Tommy Whelan

No. 26
- Position: Tailback / Defensive back

Personal information
- Born: March 4, 1911 New York City, U.S.
- Died: June 24, 1974 (aged 63) Washington, D.C., U.S.
- Listed height: 5 ft 8 in (1.73 m)
- Listed weight: 165 lb (75 kg)

Career information
- High school: All Hallows (New York City)
- College: Catholic (1929–1932)

Career history
- Pittsburgh Pirates (1933);
- Stats at Pro Football Reference

= Tommy Whelan =

American football player (1911–1974)

Thomas Joseph Whelan (March 4, 1911 - June 24, 1974) was an American professional football player who played for the Pittsburgh Pirates of the National Football League (NFL).
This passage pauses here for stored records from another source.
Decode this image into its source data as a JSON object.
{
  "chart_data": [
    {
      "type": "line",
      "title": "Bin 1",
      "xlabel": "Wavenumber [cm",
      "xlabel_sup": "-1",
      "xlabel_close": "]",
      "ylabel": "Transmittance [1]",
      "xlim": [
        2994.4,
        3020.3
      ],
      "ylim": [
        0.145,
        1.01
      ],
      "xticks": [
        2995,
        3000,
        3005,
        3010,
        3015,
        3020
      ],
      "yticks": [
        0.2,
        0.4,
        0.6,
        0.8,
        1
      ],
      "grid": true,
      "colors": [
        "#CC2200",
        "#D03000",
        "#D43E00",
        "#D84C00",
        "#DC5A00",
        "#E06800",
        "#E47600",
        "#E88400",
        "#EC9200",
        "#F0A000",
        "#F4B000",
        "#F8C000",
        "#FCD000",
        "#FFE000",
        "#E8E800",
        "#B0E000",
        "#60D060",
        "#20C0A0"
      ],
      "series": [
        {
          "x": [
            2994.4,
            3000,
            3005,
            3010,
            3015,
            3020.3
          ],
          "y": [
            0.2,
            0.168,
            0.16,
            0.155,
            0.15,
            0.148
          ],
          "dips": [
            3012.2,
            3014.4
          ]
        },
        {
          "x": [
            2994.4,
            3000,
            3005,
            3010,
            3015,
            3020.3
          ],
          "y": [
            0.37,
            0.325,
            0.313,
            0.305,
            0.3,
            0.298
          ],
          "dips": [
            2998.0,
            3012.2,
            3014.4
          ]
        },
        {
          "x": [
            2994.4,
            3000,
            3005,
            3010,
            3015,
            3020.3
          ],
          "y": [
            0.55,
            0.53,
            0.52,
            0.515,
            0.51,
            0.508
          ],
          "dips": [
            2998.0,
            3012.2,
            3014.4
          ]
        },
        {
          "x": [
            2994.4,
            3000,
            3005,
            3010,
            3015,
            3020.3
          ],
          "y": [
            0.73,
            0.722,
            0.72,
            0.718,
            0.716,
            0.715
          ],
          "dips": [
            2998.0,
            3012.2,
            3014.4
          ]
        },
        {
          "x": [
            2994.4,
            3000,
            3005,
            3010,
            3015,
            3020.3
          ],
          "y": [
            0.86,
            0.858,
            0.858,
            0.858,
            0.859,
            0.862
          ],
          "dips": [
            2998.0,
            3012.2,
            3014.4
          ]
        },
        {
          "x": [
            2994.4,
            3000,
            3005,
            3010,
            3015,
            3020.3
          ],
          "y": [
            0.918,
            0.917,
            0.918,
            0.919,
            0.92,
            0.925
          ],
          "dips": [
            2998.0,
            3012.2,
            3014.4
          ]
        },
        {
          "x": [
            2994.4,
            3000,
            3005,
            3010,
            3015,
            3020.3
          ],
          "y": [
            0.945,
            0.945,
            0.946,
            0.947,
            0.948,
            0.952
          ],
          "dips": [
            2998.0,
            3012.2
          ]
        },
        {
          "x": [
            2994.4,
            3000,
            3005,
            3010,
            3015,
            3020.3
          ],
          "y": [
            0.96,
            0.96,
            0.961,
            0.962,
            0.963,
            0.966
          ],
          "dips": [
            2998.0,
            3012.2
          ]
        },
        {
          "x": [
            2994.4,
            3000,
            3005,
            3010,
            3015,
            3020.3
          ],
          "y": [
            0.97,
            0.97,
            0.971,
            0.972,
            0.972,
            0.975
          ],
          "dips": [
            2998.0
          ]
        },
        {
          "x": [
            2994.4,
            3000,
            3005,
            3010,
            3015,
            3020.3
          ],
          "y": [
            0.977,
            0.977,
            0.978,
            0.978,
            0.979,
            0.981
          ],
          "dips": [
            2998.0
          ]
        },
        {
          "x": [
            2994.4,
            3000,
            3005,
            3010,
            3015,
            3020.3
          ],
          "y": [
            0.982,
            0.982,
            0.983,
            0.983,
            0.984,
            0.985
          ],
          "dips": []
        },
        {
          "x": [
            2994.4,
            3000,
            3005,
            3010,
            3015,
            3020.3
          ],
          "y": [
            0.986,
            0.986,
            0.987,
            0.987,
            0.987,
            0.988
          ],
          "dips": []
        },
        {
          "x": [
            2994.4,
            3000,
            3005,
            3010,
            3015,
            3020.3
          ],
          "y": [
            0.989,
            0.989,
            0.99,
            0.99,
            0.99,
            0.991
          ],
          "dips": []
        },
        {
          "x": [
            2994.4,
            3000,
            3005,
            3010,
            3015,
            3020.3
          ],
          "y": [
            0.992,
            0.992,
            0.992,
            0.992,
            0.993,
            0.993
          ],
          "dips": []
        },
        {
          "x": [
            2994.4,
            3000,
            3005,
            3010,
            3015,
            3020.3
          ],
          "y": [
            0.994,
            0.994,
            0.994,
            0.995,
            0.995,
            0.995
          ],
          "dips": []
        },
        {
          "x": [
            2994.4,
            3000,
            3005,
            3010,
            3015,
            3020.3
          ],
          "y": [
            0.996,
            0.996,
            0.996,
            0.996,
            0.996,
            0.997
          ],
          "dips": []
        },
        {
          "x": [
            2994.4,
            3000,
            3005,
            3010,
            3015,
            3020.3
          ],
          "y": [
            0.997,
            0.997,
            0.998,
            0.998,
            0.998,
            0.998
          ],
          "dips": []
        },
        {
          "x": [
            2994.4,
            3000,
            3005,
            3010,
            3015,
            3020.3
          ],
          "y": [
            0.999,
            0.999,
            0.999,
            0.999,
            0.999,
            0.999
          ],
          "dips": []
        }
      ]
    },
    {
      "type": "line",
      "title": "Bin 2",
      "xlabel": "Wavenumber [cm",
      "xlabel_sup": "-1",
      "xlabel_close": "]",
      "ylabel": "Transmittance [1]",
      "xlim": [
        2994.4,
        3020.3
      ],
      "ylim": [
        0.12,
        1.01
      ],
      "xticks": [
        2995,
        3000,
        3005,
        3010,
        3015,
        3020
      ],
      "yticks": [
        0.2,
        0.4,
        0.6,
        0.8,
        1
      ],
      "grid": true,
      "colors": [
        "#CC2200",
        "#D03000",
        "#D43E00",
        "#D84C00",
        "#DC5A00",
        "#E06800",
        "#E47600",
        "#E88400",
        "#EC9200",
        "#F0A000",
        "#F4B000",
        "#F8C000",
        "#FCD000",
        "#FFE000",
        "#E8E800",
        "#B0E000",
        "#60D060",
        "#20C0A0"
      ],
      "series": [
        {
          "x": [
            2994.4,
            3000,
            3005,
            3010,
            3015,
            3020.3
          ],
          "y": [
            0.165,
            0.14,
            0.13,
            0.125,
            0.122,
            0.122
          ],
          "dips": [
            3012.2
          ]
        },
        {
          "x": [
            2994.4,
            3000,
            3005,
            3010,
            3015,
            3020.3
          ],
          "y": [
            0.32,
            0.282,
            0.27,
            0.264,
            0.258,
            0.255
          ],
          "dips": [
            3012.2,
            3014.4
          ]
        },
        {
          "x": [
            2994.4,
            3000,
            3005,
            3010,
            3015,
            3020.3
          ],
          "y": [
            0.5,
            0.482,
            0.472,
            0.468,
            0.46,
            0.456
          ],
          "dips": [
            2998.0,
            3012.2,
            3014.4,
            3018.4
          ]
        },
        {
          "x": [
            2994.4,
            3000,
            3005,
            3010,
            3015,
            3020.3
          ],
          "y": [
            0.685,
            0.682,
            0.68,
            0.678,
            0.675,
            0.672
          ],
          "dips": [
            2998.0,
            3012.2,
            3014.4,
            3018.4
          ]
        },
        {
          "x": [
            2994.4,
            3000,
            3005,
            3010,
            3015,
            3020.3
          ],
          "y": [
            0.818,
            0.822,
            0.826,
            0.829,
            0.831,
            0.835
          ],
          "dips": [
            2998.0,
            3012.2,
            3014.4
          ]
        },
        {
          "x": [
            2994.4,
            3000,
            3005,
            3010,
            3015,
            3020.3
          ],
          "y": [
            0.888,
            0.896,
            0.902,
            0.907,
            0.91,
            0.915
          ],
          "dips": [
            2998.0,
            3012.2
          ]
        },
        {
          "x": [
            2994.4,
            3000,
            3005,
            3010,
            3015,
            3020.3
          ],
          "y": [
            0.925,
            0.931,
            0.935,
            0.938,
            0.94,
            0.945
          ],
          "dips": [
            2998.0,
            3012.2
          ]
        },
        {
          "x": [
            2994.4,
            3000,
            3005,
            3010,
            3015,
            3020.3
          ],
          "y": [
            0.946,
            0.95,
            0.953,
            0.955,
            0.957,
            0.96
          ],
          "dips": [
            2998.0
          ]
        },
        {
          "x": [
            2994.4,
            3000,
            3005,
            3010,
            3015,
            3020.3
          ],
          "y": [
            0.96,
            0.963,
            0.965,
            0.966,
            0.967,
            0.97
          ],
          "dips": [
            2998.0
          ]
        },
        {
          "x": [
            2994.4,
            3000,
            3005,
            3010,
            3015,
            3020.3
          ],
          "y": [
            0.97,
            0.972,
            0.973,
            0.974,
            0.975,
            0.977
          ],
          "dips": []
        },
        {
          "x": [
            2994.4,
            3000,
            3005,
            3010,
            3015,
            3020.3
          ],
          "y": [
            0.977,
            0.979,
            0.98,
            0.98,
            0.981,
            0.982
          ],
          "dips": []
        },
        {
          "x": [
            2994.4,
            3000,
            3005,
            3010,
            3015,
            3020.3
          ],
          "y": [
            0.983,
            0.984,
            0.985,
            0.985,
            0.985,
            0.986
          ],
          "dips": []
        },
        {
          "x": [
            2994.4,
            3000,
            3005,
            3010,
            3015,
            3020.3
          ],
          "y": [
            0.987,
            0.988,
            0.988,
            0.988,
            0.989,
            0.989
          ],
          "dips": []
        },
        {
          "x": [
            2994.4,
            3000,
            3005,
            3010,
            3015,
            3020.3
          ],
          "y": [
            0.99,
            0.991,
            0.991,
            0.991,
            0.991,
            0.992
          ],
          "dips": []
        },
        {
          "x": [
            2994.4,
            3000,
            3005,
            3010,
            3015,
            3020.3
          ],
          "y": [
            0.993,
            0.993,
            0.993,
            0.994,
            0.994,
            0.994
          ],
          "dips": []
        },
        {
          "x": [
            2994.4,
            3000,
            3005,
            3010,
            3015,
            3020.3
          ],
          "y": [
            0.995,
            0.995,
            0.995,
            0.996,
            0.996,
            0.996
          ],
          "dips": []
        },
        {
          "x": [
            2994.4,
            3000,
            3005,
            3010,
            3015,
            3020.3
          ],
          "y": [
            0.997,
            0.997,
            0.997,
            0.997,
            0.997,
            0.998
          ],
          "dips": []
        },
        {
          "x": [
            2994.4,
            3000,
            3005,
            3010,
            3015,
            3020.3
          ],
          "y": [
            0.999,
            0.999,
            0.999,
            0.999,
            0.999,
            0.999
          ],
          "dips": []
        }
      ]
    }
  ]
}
He played college football at The Catholic University of America.

==Early life and college==
Thomas Joseph Whelan was born on March 4, 1911, in New York City. He attended All Hallows High School in New York City.

Whelan played college football for the Catholic University Cardinals of the Catholic University of America. He was on the freshman team in 1929 and the main roster from 1930 to 1932. He was a two-year letterman from 1931 to 1932.

==Professional career==
Whelan played in one game for the Pittsburgh Pirates of the National Football League during the team's inaugural 1933 season. He was a member of the independent Staten Island Stapletons during the 1933 season as well. He appeared in three games, starting two, for the Clifton Wessingtons of the Interstate Football League in 1933 also.

==Post-playing career==
Whelan spent time as the backfield coach at The Catholic University of America. In 1937, he bought a restaurant. He was a head linesman and sideline judge in the All-America Football Conference from 1947 to 1949.

Whelan died on June 24, 1974, in Washington, D.C.